Móra Ferenc: A CSALÓ

Egyszerre aztán Pétör *elvész*, s néha öt perc is beletelik, mire újra felbukkan kócos buksija a látóhatáron.
Egyszerre aztán Pétör *elvesz*, s néha öt perc is beletelik, mire újra felbukkan kócos buksija a látóhatáron.

In my textbook (Maďarština pro samouky, 1968):

Egyszerre aztán Péter *elveszik*, s néha öt perc is beletelik, mire újra felbukkan kócos feje a látóhatáron.
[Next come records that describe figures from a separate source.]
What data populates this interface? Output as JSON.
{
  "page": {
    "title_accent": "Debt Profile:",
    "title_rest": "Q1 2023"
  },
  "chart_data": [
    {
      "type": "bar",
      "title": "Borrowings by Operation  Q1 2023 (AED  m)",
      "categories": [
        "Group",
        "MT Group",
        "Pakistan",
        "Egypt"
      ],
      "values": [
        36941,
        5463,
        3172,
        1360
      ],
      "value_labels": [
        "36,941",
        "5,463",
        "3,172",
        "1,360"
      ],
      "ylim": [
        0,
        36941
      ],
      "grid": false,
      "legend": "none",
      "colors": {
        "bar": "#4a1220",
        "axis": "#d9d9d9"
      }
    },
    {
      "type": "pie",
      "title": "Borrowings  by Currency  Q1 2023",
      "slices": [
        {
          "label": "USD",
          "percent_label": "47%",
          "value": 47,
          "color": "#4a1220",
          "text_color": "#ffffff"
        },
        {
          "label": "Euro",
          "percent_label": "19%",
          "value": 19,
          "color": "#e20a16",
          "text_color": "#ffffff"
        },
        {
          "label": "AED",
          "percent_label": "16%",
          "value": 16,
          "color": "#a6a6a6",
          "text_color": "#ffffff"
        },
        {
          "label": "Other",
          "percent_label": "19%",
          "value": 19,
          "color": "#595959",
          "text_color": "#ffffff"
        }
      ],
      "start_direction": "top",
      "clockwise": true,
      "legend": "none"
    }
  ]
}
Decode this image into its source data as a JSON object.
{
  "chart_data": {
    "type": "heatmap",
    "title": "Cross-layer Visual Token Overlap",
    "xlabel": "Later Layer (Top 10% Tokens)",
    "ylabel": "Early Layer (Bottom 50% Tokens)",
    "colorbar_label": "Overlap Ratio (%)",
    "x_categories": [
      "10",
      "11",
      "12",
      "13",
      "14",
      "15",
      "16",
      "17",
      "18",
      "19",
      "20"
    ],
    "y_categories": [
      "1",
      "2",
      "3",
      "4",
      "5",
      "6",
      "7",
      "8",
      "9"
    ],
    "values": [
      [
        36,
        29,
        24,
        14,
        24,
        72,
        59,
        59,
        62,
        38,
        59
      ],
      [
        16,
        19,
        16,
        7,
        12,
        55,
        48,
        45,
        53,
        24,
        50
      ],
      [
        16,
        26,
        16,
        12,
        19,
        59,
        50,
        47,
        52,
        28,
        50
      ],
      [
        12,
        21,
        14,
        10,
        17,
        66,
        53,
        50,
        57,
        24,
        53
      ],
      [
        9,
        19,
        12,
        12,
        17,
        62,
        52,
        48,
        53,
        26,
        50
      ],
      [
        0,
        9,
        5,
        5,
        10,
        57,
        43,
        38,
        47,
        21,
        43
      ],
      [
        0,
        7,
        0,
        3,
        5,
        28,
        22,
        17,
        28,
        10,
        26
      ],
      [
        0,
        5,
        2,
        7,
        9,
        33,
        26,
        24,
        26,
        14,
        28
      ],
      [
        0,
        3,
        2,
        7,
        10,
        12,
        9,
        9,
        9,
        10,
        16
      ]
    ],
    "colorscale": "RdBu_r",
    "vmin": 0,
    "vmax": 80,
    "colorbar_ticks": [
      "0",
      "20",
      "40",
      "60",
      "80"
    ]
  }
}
Which form is correct. According to my dictionary, elv*é*sz is correct (inf. elv*e*szni, with short *e*). I suppose it means that "Péter disappears/is disappearing" (present tense) and not something else.


----------



## arlett

Hello bibax,

In my opinion, they are all fine to use.
Originally, the correct form is *elvész* - though I must admit, it sounds literary and somewhat old-fashioned (to me at least), but it's grammatical.
*Elvesz* is not the most natural-sounding in your example above, but it's deemed correct. 
*Elveszik* is fine and that's what I would use in normal speech (though in your example elvész sounds fine as the whole sentence is a little stilted.)

However, *elvesz* or *elveszik* can be tricky as the verbs *elveszni* (to get lost or disappear) and *elvenni* (to take away / snatch) can be conjugated similarly, so the exact meaning depends on the context.

The meanings are:

elvész - he/she disappears
elvesz - 1) he/she disappears 2) he/she takes sg away
elveszik - 1 ) he/she disappears 2) they take sg away

Even with that, I suggest that you use *elveszik* instead of *elvész *as the latter has a little old-fashioned ring to it.


----------



## bibax

Thanks. So Móra Ferenc originally used the form *elvész* and the author of the texbook (Blaskovics József) deliberately changed it to the more natural-sounding form *elveszik*. IMHO *elveszik* is more regular than *elvész* (elveszni: elveszek, elveszel, elveszik, ..., elvesztem, elvesznék, no other form with long *é*, only elv*é*sz), elveszni/elveszik looks like a common regular _ik_-verb.

EDIT: Now I've realized that the 1st person sing. would have to be *elveszem* (_ik_-verb), not *elveszek*. Which form is correct?


----------



## Torontal

I agree with arlett.
*
Elvész* is imo more archaic or literary but all 3 are correct. I think to _be/get lost _is a slightly more accurate translation, _disappear _is rather _eltűnik_.

It is not a true ikes verb, *elveszik *is considered to be a vernacular form, but to be honest, it sounds to be the most natural to my ears.

But as it is not a real ikes verb, _elveszem _is incorrect in 1st person singular.

The present indicative conjucation is:

sing:
1. *elveszek *
2. *elveszel *
3. *elvesz/elvész/elveszik* (all 3 are theoretically correct)

plural:
1. _*elveszünk*_
2. *elvesztek*
3. *elvesznek *


----------